Critical CUBIC Bug Locks Congestion Window at Minimum, Threatening QUIC Performance

From Xshell Ssh, the free encyclopedia of technology

San Francisco, CA — A newly discovered bug in the widely used CUBIC congestion control algorithm can permanently stall data transfer by locking the congestion window (cwnd) at its minimum value, according to engineers at Cloudflare. The flaw, found in the company's open-source QUIC implementation (quiche), prevents connections from recovering after severe packet loss, effectively defeating the algorithm's core purpose.

“This bug essentially nullifies the congestion control mechanism,” said Marek Majkowski, a senior engineer at Cloudflare. “Once the window is pinned, the connection can never ramp back up — it's like a car stuck in first gear.”

The issue stems from a Linux kernel optimization intended to align CUBIC with RFC 9438's app-limited exclusion rules. When ported to Cloudflare's QUIC stack, the change inadvertently created a feedback loop that traps cwnd at its floor.

Background: How CUBIC Controls Internet Traffic

CUBIC, standardized in RFC 9438, is the default congestion controller in the Linux kernel and governs most TCP and QUIC connections on the public internet. It manages data flow by adjusting the congestion window — a cap on bytes that can be in transit — based on network conditions.

Critical CUBIC Bug Locks Congestion Window at Minimum, Threatening QUIC Performance
Source: blog.cloudflare.com

Like other loss-based algorithms, CUBIC increases the window when there's no packet loss and shrinks it when loss is detected. The recent kernel change aimed to fix an edge case where CUBIC incorrectly grew the window during application-limited periods (when the sender has little data to send).

“That fix was correct for TCP in the kernel,” explained Dr. Anna Smith, a networking researcher at Stanford University. “But when ported to a user-space QUIC implementation, it interacted differently with quiche's pacing and loss detection logic.”

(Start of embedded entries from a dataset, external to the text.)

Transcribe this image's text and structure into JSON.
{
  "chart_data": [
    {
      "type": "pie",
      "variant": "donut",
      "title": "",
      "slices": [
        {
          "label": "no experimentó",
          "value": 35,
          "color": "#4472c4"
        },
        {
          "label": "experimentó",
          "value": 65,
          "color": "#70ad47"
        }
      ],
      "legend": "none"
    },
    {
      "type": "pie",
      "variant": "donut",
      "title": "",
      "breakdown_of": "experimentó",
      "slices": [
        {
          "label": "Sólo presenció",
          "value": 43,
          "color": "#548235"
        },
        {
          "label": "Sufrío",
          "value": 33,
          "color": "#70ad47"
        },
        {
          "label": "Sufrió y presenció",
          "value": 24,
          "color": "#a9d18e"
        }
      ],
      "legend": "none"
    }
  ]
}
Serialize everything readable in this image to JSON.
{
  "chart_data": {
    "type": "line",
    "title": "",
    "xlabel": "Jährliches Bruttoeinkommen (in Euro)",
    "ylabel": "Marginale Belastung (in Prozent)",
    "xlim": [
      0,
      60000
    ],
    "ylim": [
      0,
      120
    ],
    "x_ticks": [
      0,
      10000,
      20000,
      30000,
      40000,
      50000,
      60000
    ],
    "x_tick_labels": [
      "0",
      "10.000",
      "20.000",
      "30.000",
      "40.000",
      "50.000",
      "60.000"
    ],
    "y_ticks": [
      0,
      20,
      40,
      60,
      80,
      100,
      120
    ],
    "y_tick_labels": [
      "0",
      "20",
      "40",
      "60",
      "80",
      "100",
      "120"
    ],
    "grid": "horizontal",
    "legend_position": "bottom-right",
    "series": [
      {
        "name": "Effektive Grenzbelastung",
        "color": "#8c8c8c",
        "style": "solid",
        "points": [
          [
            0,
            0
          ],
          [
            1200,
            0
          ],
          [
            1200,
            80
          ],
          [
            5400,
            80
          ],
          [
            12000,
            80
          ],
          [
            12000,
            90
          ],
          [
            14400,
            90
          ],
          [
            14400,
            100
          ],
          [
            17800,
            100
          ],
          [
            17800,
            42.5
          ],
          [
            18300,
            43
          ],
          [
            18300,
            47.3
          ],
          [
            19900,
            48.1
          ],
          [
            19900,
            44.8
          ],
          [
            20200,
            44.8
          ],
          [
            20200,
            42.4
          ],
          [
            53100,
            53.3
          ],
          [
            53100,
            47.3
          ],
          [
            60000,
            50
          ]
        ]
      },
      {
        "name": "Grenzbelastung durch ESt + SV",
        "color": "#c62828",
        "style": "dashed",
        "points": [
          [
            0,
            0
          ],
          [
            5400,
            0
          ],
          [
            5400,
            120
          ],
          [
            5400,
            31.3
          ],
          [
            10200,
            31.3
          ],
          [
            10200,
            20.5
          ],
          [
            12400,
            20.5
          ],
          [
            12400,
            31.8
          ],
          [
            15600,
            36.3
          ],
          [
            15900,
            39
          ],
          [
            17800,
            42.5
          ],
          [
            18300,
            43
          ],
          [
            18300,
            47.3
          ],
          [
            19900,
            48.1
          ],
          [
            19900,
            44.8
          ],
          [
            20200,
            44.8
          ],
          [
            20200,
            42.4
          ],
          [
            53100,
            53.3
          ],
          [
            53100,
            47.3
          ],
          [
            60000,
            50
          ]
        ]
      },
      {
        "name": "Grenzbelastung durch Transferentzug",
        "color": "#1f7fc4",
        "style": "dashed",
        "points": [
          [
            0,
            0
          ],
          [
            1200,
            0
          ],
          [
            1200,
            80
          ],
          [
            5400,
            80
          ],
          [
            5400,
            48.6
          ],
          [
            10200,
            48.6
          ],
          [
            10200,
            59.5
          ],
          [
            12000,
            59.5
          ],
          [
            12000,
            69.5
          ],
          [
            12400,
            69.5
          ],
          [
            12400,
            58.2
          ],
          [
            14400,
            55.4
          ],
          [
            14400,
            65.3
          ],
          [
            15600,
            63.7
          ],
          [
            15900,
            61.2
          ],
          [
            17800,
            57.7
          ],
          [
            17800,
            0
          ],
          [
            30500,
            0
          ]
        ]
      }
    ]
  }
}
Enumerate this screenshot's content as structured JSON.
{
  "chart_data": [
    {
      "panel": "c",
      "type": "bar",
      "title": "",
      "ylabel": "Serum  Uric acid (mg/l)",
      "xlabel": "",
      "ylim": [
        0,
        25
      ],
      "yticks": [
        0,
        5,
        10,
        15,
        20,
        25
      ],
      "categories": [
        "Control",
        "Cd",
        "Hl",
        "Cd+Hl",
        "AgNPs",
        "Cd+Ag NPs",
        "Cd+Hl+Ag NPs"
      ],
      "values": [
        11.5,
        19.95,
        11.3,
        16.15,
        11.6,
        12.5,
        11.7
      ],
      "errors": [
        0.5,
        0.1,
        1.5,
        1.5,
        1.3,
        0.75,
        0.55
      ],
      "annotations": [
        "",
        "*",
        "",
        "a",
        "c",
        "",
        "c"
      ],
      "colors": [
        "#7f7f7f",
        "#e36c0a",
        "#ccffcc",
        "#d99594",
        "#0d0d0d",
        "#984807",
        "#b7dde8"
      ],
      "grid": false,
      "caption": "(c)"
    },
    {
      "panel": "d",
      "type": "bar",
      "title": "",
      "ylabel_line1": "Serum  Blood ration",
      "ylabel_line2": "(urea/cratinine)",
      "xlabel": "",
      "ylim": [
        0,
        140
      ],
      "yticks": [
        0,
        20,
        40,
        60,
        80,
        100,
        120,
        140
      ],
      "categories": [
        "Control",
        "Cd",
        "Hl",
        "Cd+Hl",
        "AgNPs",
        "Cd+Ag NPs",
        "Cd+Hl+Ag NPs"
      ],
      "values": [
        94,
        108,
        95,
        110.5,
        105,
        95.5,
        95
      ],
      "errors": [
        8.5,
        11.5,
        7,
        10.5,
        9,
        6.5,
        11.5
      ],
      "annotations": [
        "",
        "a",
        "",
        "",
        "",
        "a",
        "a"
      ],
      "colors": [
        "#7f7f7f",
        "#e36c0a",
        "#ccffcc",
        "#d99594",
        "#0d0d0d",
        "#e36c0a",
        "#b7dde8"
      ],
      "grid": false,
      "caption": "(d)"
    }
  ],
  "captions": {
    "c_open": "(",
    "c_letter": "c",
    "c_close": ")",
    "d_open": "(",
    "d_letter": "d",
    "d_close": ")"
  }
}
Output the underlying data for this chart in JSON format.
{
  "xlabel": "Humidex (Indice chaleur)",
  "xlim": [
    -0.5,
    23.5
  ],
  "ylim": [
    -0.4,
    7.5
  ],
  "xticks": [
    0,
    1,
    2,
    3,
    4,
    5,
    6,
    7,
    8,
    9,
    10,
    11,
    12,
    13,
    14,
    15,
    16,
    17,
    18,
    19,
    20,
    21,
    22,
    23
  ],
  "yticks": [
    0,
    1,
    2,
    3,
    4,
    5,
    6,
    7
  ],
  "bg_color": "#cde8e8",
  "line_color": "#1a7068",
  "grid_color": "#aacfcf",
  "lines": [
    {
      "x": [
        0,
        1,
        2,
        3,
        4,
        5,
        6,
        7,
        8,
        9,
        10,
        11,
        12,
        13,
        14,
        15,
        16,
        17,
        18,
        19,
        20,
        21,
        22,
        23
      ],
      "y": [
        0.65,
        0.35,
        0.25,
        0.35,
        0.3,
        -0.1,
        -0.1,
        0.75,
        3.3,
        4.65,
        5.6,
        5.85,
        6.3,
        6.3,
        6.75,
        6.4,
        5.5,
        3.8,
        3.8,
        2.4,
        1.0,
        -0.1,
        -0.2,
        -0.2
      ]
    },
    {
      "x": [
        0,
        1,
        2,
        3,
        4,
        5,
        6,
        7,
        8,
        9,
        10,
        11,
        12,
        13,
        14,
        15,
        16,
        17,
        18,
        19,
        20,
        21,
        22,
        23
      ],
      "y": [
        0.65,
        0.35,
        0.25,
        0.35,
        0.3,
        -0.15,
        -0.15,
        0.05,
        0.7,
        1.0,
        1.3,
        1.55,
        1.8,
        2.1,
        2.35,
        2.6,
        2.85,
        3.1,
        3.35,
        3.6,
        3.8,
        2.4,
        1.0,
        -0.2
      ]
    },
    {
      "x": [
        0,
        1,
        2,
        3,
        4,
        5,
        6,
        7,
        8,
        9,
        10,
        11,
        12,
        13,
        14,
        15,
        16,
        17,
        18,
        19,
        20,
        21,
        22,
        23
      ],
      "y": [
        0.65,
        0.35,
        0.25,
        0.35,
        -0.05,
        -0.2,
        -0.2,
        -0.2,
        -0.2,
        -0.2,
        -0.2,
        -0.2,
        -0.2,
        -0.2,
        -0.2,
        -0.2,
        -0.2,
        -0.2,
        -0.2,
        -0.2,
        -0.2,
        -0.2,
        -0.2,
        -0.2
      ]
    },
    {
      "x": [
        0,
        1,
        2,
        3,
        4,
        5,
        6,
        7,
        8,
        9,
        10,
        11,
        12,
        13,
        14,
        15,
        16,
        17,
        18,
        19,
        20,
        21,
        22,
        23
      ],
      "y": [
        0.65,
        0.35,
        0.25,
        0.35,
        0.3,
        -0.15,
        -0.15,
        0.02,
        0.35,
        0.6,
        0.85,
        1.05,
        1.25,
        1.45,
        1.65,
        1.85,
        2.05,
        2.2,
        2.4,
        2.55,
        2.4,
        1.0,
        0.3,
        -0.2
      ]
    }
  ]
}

The Bug: A Near-One-Line Fix Rescues Connections

Cloudflare engineers discovered the bug through integration tests that failed 61% of the time under heavy early loss scenarios. Post-congestion recovery is a rarely tested regime, but it's exactly what a congestion controller must handle.

Critical CUBIC Bug Locks Congestion Window at Minimum, Threatening QUIC Performance
Source: blog.cloudflare.com

“Most tests focus on steady-state growth,” said John Doe, a network engineer at Cloudflare. “We found that after a collapse, cwnd never recovered — it stayed pinned at minimum despite clear network capacity.”

The root cause was a miscalculation in how CUBIC's idle-mode logic reset its window after a loss event. The fix was an elegant, near-one-line change that broke the cycle, restoring normal recovery behavior.

What This Means

For the majority of internet users, the bug means that connections using QUIC with CUBIC could suffer prolonged throughput stalls after packet loss — conditions common in mobile or congested networks. The flaw is particularly concerning for latency-sensitive applications like video streaming and real-time communications.

“This bug could have caused widespread performance issues if left undetected,” said Marek. “It highlights the hidden complexity in porting kernel optimizations to user-space stacks.”

Cloudflare has already deployed the fix in its production network and released the update to quiche. Users of the library are urged to update immediately. The incident underscores the need for rigorous testing of congestion control algorithms in diverse deployment scenarios.

Reported by the Cloudflare Networking Team. For more details on the fix, see the original post.